O PAPEL DO ENCARREGADO DE DADOS NA CONFORMIDADE E NO USO RESPONSÁVEL DA INTELIGÊNCIA ARTIFICIAL

23 de setembro de 2025

O debate sobre a regulação da inteligência artificial (IA) no Brasil ganhou novo fôlego com o Projeto de Lei nº 2.338/2023, que busca alinhar o desenvolvimento tecnológico à centralidade da pessoa humana. Entre os pontos de maior destaque está a atribuição à Autoridade Nacional de Proteção de Dados (ANPD) da coordenação do Sistema Nacional de Regulação e Governança de Inteligência Artificial (SIA), consolidando seu papel como referência regulatória.

O ecossistema regulatório da IA

De acordo com o projeto, o SIA deverá funcionar como um ambiente de cooperação entre autoridades setoriais, órgãos reguladores e outros sistemas nacionais, sem subordinação hierárquica, mas com a finalidade de garantir uniformidade e segurança jurídica. A lógica repete, em parte, o que a própria LGPD já previu ao designar a ANPD como autoridade central em proteção de dados.

Paralelo com a LGPD e programas de governança

A comparação com a LGPD é inevitável. O artigo 50 da lei estabelece diretrizes de boas práticas e programas de governança em privacidade, exigindo de controladores e operadores medidas para demonstrar compromisso com a proteção de dados. A Resolução CD/ANPD nº 18/2024 reforça esse ponto, ao incumbir o encarregado de dados da função de apoiar e orientar os agentes de tratamento na implementação dessas práticas.

Embora não seja responsável direto pela conformidade, o encarregado desempenha papel estratégico, prestando assistência em decisões organizacionais e ajudando a estruturar uma cultura de governança. Esse modelo encontra respaldo no Regulamento Europeu (GDPR), no qual o encarregado também atua como figura de controle, sem responsabilidade legal direta, mas com relevância prática para a conformidade.

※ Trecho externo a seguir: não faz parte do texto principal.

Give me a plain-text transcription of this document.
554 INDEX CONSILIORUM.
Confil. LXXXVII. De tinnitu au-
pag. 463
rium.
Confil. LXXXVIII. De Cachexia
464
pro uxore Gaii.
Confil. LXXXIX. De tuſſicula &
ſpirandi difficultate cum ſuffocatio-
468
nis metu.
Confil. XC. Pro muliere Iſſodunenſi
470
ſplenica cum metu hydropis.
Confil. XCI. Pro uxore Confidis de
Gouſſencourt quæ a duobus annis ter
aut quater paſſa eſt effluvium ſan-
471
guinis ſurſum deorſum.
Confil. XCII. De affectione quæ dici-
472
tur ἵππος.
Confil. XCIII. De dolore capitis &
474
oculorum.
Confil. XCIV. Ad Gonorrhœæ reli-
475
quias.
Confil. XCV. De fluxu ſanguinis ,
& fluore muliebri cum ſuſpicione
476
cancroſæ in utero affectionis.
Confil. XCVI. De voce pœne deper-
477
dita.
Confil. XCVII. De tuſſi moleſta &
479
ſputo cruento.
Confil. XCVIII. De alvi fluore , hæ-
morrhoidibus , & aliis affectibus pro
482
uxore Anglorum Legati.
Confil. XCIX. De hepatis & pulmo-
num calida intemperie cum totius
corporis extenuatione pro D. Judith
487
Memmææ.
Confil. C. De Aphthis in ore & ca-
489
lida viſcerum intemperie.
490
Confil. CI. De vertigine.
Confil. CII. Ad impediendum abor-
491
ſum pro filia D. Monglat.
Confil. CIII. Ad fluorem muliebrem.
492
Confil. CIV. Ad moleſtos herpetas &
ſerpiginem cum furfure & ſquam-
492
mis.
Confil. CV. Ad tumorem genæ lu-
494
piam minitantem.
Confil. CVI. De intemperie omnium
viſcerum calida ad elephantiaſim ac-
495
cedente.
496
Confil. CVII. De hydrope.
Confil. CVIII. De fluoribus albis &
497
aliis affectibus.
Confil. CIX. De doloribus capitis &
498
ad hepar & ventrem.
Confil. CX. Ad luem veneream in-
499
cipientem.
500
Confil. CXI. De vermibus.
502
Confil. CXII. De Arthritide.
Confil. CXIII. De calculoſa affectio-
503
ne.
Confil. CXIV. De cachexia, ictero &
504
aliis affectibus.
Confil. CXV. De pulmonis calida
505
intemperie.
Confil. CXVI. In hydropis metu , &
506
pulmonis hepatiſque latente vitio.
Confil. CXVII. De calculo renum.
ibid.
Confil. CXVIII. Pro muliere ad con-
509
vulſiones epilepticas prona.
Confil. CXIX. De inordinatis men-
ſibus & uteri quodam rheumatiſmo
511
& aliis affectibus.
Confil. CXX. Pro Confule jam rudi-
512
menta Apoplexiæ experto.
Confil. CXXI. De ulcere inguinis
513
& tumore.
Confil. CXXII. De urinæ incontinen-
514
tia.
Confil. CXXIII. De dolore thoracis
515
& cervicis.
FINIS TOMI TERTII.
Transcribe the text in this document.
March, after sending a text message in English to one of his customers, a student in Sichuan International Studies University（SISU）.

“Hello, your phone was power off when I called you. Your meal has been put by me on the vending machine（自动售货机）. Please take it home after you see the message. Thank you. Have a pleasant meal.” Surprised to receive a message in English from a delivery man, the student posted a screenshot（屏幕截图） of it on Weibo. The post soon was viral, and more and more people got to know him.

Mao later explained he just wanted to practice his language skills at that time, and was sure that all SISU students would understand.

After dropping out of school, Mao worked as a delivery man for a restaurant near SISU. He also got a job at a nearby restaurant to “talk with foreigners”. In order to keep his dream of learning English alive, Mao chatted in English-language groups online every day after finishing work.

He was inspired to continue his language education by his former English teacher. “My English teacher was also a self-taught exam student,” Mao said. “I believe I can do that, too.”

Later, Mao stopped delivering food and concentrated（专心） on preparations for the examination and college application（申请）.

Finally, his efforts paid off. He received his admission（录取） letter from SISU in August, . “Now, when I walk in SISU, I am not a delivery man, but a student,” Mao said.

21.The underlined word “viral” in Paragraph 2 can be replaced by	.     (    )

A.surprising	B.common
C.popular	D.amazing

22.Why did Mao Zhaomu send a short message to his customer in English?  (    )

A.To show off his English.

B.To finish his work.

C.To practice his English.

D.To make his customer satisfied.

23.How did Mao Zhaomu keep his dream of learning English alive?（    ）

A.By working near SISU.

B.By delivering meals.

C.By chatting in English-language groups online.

Possíveis funções do encarregado frente à IA

O Projeto de Lei nº 2.338/2023 não prevê, até o momento, uma figura equivalente ao encarregado da LGPD para os agentes de inteligência artificial. No entanto, ao exigir que desenvolvedores e aplicadores de IA adotem programas de governança e mecanismos de autorregulação, abre espaço para que profissionais já envolvidos na governança de dados assumam protagonismo também na conformidade da IA.

Assim como ocorre no tratamento de dados pessoais, a contribuição do encarregado pode se mostrar valiosa na orientação interna, na prevenção de riscos e na harmonização de práticas éticas. O Guia Orientativo da ANPD publicado em 2024 deixa claro que a função é de assessoria estratégica, sem competência decisória, mas com responsabilidade de apoiar processos multidisciplinares para garantir a proteção de direitos fundamentais.

Governança integrada: dados e inteligência artificial

A transição para um ambiente regulatório que abrange tanto a proteção de dados quanto a governança da inteligência artificial tende a reforçar o papel do encarregado como profissional de referência. Para além da LGPD, sua atuação pode se expandir para a supervisão ética e técnica do uso de sistemas de IA, especialmente quando esses sistemas dependem do tratamento massivo de dados pessoais.

Ao unir ética, independência técnica e responsabilidade institucional, esse profissional poderá consolidar-se como elo de confiança entre organizações, reguladores e sociedade, contribuindo para a construção de um ecossistema regulatório mais robusto e responsável no Brasil.